Looking Back, with Eric Leaver
YOU just can't keep an old-time jumper down. For, out of the past - and out of an argument down at Rossendale reader Mr R.L. Leach's local - leaps legendary Jack Higgins, the spring-heeled hero who was "world champion" at his sport.
And although it is donkey's years since Jack's amazing feats attracted crowds, bets and contenders for his crown and half a century after his flying feet kicked the bucket, his fame lives on, along with present-day wagers on his achievements.
So who was the amazing athlete and what, literally, did he get up to? asks Mr Leach, of Fern Terrace, Haslingden.
Born in the King Street area of Blackburn, Jack rose to stardom in the 1890s with the stunts he made a career of. At 18, at the town's Ohmy's Circus, he jumped over the heads of 20 horses and in and out of seven wash tubs, each spaced three yards apart. He could also clear the canal in one bound - and touch the surface with one foot in mid-flight.
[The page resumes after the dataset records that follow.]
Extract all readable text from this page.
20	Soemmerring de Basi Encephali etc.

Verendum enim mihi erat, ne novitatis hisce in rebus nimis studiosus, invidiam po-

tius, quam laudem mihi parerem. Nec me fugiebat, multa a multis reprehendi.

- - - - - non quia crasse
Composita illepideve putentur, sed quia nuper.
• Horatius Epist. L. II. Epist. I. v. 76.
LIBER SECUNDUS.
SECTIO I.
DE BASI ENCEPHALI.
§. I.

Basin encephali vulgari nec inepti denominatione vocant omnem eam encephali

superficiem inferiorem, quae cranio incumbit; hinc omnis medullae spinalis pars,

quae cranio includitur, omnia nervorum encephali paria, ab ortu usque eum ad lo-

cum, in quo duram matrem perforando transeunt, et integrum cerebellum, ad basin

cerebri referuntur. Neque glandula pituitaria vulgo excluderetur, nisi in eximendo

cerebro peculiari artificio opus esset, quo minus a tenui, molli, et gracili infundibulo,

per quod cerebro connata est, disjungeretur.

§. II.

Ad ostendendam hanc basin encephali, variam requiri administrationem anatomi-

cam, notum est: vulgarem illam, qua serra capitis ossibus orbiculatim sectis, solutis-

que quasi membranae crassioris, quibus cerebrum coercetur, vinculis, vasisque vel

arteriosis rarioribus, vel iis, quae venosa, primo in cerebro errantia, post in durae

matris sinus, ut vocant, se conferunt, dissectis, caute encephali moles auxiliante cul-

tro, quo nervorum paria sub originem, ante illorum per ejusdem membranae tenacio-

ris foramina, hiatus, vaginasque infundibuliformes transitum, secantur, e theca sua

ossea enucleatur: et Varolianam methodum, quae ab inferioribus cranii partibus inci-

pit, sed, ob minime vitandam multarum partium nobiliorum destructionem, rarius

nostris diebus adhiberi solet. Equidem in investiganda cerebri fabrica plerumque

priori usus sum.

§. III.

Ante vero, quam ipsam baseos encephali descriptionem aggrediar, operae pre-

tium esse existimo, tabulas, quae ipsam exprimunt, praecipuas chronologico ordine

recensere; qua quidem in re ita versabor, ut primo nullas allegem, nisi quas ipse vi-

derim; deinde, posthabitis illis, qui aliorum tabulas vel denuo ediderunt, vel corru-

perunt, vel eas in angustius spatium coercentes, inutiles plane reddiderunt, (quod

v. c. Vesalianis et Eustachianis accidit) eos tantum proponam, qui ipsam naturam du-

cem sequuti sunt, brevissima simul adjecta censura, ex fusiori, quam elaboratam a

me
Another of his feats was jumping into a crate of eggs and out again without cracking a single one.
Jack took his gravity-defying act all over the country and on a 25,000-mile tour of America, taking on all-comers. Even at the age of 55, in 1927, he jumped over a horse and cab at the New Princes Theatre in Blackburn.
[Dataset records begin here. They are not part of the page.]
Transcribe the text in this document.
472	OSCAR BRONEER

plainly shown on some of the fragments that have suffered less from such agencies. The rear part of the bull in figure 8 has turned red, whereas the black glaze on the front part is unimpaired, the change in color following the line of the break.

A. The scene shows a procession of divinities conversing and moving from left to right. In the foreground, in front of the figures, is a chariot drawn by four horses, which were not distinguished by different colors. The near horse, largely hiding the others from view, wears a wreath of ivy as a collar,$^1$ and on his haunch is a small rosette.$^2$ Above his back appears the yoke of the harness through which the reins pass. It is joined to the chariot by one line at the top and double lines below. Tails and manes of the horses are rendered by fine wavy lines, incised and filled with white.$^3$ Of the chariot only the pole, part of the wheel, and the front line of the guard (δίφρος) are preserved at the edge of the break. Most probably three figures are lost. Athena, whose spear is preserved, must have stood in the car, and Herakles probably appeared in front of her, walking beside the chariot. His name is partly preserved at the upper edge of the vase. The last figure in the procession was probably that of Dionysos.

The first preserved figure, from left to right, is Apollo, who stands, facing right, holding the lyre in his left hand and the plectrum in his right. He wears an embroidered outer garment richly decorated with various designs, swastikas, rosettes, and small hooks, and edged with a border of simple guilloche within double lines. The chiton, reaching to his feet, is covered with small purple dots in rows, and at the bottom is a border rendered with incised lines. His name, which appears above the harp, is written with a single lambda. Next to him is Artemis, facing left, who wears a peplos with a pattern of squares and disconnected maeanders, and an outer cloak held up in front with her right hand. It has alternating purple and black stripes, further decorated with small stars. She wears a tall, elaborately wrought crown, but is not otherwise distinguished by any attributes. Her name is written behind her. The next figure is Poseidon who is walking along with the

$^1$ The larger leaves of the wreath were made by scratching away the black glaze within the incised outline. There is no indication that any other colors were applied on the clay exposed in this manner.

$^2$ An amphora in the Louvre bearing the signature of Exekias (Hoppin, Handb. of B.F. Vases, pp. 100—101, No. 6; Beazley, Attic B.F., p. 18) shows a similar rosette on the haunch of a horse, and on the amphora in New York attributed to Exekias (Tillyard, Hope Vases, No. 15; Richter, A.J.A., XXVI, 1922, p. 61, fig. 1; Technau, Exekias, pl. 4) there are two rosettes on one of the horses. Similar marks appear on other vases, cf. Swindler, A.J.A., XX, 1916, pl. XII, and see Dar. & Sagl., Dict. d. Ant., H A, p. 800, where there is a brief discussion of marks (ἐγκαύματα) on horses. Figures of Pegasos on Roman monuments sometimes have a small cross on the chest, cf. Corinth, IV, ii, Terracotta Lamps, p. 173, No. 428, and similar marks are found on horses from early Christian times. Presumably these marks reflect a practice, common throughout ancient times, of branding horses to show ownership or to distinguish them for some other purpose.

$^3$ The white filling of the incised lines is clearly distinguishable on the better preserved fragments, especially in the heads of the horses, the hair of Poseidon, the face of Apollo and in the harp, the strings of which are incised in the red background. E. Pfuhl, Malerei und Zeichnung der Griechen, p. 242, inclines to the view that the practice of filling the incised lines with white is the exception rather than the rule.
Yet, his achievements were not all down to muscle-power. For, like many fellow jumpers of the era, Jack added impetus to his leaps and bounds by the use of dumbbell-shaped hand weights which he swung backwards at arm's length to gain an extra boost before discarding them.
But though he found lasting fame - and still provokes queries to this newspaper like that of Mr Leach - a fortune eluded him.
He was almost penniless when he died in the late 1940s.